Roman de la rose, one of the most popular French poems of the later Middle Ages. Modeled on Ovid’s Ars amatoria (c. 1 bc; Art of Love), the poem is composed of more than 21,000 lines of octosyllabic couplets and survives in more than 300 manuscripts. Little is known of the author of the first 4,058 lines except his name, Guillaume de Lorris, and thus his birth in Lorris, a village near Orléans. Guillaume’s section, written about 1225–30, is a charming dream allegory of the wooing of a maiden, symbolized by a rosebud, within the bounds of a garden, representing courtly society.
No satisfactory conclusion was written until about 1280, when Jean de Meun seized upon Guillaume’s plot as a means of conveying a vast mass of encyclopaedic information and opinions on a great variety of contemporary topics. The original theme is frequently obscured for thousands of lines while the characters discourse at length. These digressions secured the poem’s fame and success, for Jean de Meun was writing from a bourgeois point of view that gradually superseded the aristocratic code of chivalry that had characterized the early 13th century. His views were often bitterly contested, but they never failed to hold the attention of the age.
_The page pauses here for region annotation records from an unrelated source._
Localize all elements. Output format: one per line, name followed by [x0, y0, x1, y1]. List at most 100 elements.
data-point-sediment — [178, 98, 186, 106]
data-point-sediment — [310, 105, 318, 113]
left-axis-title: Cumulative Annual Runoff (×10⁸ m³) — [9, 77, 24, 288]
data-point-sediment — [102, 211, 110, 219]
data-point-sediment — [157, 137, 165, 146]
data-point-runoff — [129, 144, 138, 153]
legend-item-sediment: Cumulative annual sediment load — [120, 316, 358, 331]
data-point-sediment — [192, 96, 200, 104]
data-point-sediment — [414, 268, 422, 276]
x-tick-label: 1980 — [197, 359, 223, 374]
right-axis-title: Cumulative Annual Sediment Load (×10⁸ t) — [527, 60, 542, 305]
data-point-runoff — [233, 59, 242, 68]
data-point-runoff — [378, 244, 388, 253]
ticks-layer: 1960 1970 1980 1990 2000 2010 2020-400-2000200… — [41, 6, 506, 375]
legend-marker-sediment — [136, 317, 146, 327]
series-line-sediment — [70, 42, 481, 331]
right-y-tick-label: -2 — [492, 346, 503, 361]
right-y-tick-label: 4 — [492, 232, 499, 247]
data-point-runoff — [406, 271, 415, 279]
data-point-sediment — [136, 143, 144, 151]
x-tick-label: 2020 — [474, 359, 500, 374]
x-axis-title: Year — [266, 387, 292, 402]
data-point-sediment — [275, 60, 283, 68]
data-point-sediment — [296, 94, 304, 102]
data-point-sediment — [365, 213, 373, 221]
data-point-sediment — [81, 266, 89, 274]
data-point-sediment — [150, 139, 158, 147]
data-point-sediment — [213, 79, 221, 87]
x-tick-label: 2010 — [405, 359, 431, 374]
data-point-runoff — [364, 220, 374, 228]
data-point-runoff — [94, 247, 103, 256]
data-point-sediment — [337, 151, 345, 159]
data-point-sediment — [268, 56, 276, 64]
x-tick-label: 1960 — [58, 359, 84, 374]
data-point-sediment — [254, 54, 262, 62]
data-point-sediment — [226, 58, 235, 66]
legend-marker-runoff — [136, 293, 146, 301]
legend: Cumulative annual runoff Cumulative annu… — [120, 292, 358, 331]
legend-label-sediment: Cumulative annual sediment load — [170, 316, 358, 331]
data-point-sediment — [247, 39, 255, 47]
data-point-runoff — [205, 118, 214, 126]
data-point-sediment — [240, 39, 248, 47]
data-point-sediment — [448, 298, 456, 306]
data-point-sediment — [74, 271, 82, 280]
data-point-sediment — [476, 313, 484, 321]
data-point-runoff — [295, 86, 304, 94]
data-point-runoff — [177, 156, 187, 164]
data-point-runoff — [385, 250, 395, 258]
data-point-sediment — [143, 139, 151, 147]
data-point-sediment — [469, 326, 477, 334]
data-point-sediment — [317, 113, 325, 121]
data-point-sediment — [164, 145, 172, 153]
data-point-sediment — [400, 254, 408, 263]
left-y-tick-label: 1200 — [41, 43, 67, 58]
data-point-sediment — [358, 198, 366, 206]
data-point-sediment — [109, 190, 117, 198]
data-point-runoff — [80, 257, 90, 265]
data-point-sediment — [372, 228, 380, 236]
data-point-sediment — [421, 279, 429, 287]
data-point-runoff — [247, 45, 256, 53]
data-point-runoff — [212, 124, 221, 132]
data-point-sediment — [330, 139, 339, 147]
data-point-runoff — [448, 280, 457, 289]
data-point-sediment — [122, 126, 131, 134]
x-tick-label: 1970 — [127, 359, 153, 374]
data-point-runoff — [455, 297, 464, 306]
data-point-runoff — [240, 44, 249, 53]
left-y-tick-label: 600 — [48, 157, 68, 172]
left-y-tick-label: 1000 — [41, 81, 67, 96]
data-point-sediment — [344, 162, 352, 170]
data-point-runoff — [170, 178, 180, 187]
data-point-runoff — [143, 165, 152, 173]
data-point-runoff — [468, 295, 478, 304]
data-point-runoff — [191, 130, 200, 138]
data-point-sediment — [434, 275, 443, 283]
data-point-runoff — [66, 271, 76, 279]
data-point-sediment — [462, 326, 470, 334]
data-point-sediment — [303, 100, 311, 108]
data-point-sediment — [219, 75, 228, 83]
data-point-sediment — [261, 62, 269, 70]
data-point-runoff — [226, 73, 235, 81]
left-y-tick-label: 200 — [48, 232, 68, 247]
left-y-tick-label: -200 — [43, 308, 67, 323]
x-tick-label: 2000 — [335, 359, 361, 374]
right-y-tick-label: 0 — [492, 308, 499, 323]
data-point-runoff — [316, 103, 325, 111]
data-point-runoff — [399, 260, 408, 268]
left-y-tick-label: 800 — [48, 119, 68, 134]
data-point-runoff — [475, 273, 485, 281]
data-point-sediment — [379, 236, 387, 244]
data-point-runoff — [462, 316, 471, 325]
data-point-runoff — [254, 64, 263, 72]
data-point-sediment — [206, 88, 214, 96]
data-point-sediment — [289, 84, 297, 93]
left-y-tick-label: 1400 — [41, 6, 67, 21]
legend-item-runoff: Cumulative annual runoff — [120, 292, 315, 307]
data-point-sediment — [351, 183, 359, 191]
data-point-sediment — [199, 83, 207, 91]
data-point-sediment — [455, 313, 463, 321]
(Read Sir Walter Scott’s 1824 Britannica essay on chivalry.)
A Middle English version, of which the first 1,705 lines were translated by Geoffrey Chaucer, covers all of Guillaume de Lorris’s section and 3,000 lines of Jean de Meun’s. The original Roman is the most important single literary influence on Chaucer’s writings. In it he found not only the vision of idealized love (fin’ amor), to which he was constant from youth to old age, but also the suggestion and poetic example for much of the philosophizing, the scientific interest, the satire, and even the comic bawdry found in his most mature work.